As suggested by Daniel Rust I'll pose this as a separate question.
Let $C$ be a category. Denote by $Ar(C)$ the following category: an object in $Ar(C)$ is a morphism $X_1 \rightarrow X_2$ in $C$. A morphism in $Ar(C)$ from $X_1 \rightarrow X_2$ to $Y_1 \rightarrow Y_2$ is a commutative diagram.
Show that $F:Ar(Ab) \rightarrow Ar(Ab)$ with $F(X_1 \rightarrow X_2) = (\mathrm{ker}(f) \rightarrow X_1)$ defines a functor.
I'm not sure here how the functor works on morphisms. Let $(\varphi,\gamma) \in \mathrm{Hom}(f,g)$. We must have $F(\varphi,\gamma):F(f) \rightarrow F(g)$, or in words, $(\varphi,\gamma)$ must be mapped to a pair making $\mathrm{ker}(f) \rightarrow X_1$ and $\mathrm{ker}(g) \rightarrow Y_1$ commute. I see two ways here; either introduce some map $\mathrm{ker}(f) \rightarrow \mathrm{ker}(g)$ and restrict $\varphi$ somehow, neither of which I'd have a clue on how to do, or look at how $F$ works on $\varphi,\gamma$ separately. In the latter case, $F(\varphi):\mathrm{ker}(\varphi) \rightarrow X_1$ and $F(\gamma):\mathrm{ker}(\gamma) \rightarrow X_2$. The first might make sense, but $F(\gamma)$ makes no sense to me in trying to make the new square diagram commute. Hints on how to show that $F$ is a functor?

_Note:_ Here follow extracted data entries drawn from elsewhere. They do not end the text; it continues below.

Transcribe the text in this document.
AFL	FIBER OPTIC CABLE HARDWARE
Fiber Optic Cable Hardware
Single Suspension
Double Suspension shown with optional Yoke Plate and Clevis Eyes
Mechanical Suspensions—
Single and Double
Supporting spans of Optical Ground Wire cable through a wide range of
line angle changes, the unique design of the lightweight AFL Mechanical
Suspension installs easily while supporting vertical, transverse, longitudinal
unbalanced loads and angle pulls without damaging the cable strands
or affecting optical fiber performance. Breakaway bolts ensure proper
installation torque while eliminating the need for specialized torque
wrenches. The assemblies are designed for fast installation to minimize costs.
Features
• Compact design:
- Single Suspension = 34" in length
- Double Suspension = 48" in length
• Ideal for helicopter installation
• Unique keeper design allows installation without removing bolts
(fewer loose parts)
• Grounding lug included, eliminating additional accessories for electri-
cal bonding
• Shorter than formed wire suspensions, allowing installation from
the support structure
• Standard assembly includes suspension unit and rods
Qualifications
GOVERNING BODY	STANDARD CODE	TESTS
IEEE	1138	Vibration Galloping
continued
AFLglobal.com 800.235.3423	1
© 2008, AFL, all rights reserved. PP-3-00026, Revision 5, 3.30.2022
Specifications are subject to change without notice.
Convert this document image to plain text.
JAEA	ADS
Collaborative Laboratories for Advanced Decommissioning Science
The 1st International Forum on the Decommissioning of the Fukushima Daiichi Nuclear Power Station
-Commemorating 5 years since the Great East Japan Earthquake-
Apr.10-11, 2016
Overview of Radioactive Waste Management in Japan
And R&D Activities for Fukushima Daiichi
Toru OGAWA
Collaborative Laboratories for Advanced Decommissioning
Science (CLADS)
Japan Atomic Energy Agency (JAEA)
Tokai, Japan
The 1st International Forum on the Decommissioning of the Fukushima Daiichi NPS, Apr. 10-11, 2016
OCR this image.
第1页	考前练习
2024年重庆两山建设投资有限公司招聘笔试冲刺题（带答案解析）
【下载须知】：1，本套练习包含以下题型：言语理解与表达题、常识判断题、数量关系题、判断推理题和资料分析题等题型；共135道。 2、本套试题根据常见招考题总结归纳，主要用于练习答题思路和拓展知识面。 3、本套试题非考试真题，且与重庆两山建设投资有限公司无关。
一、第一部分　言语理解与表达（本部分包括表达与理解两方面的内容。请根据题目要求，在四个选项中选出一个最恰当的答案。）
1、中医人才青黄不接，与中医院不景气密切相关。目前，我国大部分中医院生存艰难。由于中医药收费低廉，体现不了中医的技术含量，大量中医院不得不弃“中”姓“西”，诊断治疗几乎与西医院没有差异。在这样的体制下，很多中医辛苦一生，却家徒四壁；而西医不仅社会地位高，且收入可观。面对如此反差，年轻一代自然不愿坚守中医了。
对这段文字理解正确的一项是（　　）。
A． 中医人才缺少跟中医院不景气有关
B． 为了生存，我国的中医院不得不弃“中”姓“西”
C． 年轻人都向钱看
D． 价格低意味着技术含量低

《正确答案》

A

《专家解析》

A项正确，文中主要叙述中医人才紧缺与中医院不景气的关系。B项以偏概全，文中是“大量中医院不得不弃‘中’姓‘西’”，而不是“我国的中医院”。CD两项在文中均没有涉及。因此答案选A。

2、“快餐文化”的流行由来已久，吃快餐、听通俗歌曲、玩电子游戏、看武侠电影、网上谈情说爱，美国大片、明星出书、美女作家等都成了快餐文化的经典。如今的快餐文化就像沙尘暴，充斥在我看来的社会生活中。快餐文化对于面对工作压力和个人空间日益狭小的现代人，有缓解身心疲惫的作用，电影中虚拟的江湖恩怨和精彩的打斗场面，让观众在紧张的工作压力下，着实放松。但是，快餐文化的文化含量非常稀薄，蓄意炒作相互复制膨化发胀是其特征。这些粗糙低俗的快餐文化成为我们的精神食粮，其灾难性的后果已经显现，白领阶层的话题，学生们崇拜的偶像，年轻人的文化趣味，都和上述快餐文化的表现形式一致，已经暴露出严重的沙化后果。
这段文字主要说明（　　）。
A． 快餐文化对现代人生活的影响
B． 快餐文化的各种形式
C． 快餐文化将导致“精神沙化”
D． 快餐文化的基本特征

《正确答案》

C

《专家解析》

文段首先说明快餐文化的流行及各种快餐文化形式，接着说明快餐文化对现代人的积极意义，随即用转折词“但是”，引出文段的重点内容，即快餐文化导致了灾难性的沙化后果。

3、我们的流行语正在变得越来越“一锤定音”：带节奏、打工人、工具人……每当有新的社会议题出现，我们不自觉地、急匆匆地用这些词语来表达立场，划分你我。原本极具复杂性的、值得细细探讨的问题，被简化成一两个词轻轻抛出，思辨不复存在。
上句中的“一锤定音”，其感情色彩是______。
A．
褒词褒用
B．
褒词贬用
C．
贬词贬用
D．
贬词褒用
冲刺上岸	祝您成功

We have a commutative diagram $\require{AMScd}$ $\newcommand{\cd}[8]{ \begin{CD} #1 @>#5>> #2\\ @V #6 V V\# @VV #7 V\\ #3 @>>#8> #4 \end{CD}}$
$$\cd{X_1}{Y_1}{X_2}{Y_2}{}{f}{g}{}$$
and want to find a morphism $\ker(f) \to \ker(g)$. Well, if we have an element of $\ker(f)$, it lies in $X_1$, and gets mapped to some element in $Y_1$. A simple diagram chase shows, that this element lies in the kernel of $g$. This defines a map $\ker(f) \to \ker(g)$. It is just the restriction of $X_1 \to Y_1$. Hence, it is a group homomorphism, and the diagram
$$\cd{\operatorname{Ker}f}{\operatorname{Ker}g}{X_1}{Y_1}{}{}{}{}$$
commutes, as desired. That this defines a functor, is very easy to check.
The same holds more generally in every linear category with kernels.